Why it works: An email like this reminds people they still have time to act. it’s the ideal subject line for a warm lead.

Try Our 30-day <Product or Service> Challenge for <Insert Result>
These days it seems like there’s a challenge for everything. The reason why marketers use these challenges is that they are highly effective in getting attention and collecting potential data.

Why it works: If you have a product or service that you can arrange a challenge around now is a great time to do it. You don’t have to stick with a 30-day challenge either. You can do something as small as a 3- or 7-day challenge. Get people to sign up for it by giving their email, then send them a new component of the challenge every day, and invite them to a community on Facebook where you discuss their participation and results.
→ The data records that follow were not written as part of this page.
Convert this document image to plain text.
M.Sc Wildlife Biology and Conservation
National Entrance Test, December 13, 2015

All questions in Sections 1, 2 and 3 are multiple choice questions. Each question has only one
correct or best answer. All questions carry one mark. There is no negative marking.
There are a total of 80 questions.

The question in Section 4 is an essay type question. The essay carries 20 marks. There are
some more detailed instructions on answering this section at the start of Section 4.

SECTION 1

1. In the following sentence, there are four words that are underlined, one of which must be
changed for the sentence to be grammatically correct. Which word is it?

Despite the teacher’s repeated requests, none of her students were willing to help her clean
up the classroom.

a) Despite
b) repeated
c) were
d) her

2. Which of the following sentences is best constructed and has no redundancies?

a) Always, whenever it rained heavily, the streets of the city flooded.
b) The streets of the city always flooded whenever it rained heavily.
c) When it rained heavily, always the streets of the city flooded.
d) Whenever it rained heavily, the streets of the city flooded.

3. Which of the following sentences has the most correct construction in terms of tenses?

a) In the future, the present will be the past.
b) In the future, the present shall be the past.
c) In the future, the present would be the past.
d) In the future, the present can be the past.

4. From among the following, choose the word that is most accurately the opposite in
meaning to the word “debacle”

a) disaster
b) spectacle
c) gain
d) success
Hey <Insert First Name>, Are You Still Awake?
This email was sent to me by Kim Garst, a marketing expert for small businesses. She sent at 11 p.m. While some people may not appreciate an email at that hour, Kim works with a lot of small business owners and solopreneurs and let’s face it, we don’t sleep much. As a matter of fact, she was right on. I was awake and I was working.

Why it works: This email didn’t have to compete for my attention because there aren’t a whole lot of people sending me emails at 11 p.m.

50% Off 🍕 Means More Time Out of the Kitchen
Okay, so this subject line is designed for restaurants and food places but iit can be quickly tailored to other industries. It’s just a simple equation of “we’ll give you X = a benefit beyond savings for you.”

No one can argue getting takeout isn’t quicker than cooking. However, it’s not in everyone’s budget to do so. So while it’s very efficient, some people don’t get takeout due to budget constraints. This subject line gets right to their concerns about money and tells the recipient that there’s a discount so money is less of a concern…and there’s something else. You get your time back.

Why it works: Who isn’t interested in saving time if you can do it cheaply?

Another thing they use in this subject line was a pizza emoji. The 🍕 allows the audience to very clearly see that the 50% off reflects the price of pizza without the marketer using 4 additional characters (to spell out the word) in the subject line. The number of characters you use is very important as most phones truncate messages in order to fit on the screen. Using an emoji is a way to say more in less space.

No matter what approach you take in drafting a subject line, the one thing to remember is what your audience values. View the subject line as bait or a teaser. It’s important people know what they’re getting (if they open the email) without actually getting everything they need by reading the subject line. After all, you want to drive interest and compel them to click.